In our last blog, we published 3 of our 6 highlighted papers from ECCV 2022 in part I. We reviewed 3D-Aware Indoor Scene Synthesis with Depth Priors, Make-A-Scene: Scene-Based Text-to-Image Generation with Human Priors and Physically-Based Editing of Indoor Scene Lighting from a Single Image here.
Keep reading to see the last three:
Text-to-image generators like DALL-E demonstrated their ability to generate images from natural language. However, instead of generating an image, can natural language be used as a prompt to edit an image instead? The authors of Text2LIVE presented a solution to that. Given a text prompt, accompanied by an image or video, Text2LIVE can change the appearance of an object (Figure 1) or add visual effects like smoke or fire to the scene (Figure 2).
Figure 1. Text2LIVE can change the appearance of a cake with a text prompt (Source)
Figure 2. Text2LIVE demonstrates its ability to add visual effects to pictures with text prompts (Source)
The authors achieved this by training a generator using an internal dataset that is extracted from a single input. Simultaneously, the authors leverage an external, pre-trained CLIP model to establish their losses. The authors recognized that controlling the localization of the edits and the preservation of the original content are two key elements for a high-quality edit. To achieve that, Text2LIVE uses layered editing, which allows the authors to control the content of the edit via dedicated losses applied to the edit layer. Text2LIVE also devise a new type of loss to preserve the original content of the image and ensure that the edits are localized.

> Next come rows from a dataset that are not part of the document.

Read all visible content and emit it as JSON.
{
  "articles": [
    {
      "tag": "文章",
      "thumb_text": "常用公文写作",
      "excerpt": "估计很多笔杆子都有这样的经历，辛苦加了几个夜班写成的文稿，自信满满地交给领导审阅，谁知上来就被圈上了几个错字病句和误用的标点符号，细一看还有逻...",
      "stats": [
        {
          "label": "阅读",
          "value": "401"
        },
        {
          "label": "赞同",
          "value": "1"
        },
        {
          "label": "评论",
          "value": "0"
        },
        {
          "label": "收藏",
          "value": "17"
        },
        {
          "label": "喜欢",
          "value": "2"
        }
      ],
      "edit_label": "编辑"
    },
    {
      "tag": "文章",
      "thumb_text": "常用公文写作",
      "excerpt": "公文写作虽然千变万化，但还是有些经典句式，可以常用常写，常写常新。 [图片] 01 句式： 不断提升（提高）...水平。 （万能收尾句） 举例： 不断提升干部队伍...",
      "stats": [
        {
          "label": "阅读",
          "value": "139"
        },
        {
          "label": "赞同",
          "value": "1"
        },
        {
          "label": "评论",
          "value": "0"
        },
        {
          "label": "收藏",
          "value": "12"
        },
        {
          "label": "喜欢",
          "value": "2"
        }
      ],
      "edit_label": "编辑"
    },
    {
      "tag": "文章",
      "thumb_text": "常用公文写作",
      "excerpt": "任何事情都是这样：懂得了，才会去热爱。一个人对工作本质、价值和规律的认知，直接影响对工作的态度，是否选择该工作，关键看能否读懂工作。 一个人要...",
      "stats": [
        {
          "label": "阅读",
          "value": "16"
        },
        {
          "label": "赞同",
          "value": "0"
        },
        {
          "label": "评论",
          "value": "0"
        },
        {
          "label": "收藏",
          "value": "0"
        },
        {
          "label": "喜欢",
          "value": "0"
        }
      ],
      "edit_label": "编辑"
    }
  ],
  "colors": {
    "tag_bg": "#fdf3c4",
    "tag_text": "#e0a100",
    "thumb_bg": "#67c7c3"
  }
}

2. Grasp’D: Differentiable Contact-rich Grasp Synthesis for Multi-fingered Hands
Figure 3. Grasp synthesis by Grasp’D
The task of grasp synthesis involves producing an image that simulates the way a hand comes into contact with an object. It is usually done by optimizing a grasping metric, which can either be analytic or simulation-based metrics. Analytic metrics are handcrafted measures; they are often computationally fast but translate poorly to the real world. on the other hand, a simulation-based metric measures the strength of a grasp by simulating whether the object will drop upon shaking. Yet, this is computationally intensive. Since neither of the analytic and simulation-based metrics is differentiable, optimization is usually a black-box process. When the dimensionality of the search space becomes infeasibly high, it becomes inevitable to make simplifying assumptions to make the black-box process tractable.
The authors thus proposed Grasp’D, a grasp synthesis pipeline based on differentiable simulation. Grasp’D takes in an object and a hand model as input and generates a physically plausible grasp by iteratively optimizing the metric computed by differentiable simulation. As a result, it produces grasps that are contact-rich without any simplifying assumptions. Grasp’D is also able to find grasps that are more stable and have a higher contact area as compared to grasps generated with analytic grasp baselines (Figure 4). Grasps synthesized by optimizing analytical metrics, such as in ObMan in the top row, are unnatural and have sparse contact at the fingertips. On the other hand, Grasp’D generates contact-rich grasps that resemble real human grasps.
Figure 4. Grasp’D (bottom row) produces grasps that are richer in contact than ObMan (top row), an existing state-of-the-art grasp synthesis method
The task of regenerating a scene from a novel perspective or lighting condition is no easy feat. In the realm of Computer Vision, this inverse task is often accomplished by making simplifying assumptions about the 3D scenes. However, such simplifying assumptions limit existing methods from recovering high-fidelity properties of the scene. Thus, they are unable to re-rendering scenes with global illumination effects.
In the world of Computer Graphics, photo-realistic image synthesis methods explored the use of path tracing to model indirect illumination. In particular, precomputed radiance transfer (PRT) is introduced to efficiently approximate global illumination.
Figure 5. A proposed method synthesizing novel views and relighting with global illumination with multiple views of a scene
The authors of the paper Neural Radiance Transfer Fields for Relightable Novel-view Synthesis with Global Illumination (Figure 5) proposed to combine the learnings from both Computer Vision and Computer Graphics. In particular, this method relights scenes under novel views by learning the neural precomputed radiance transfer function (which determines the global illumination effects of an image).
The results from the paper show superior results to existing state-of-the-art methods. Specifically, the proposed method bested current methods like Mutsuba2, PhySG, and Neural-PIL in the task of novel view synthesis. Not only does the proposed method produce the sharpest and most photo-realistic renders, but it is also the only one that accurately recovered the effects of indirect illumination.
ECCV 2024 and beyond
This year’s ECCV presented a multitude of findings that advance the state-of-the-art of synthetic data. These breakthroughs will form the foundation of tomorrow’s synthetic data research. We look forward to more ground-breaking discoveries in computer vision at future ECCV conferences.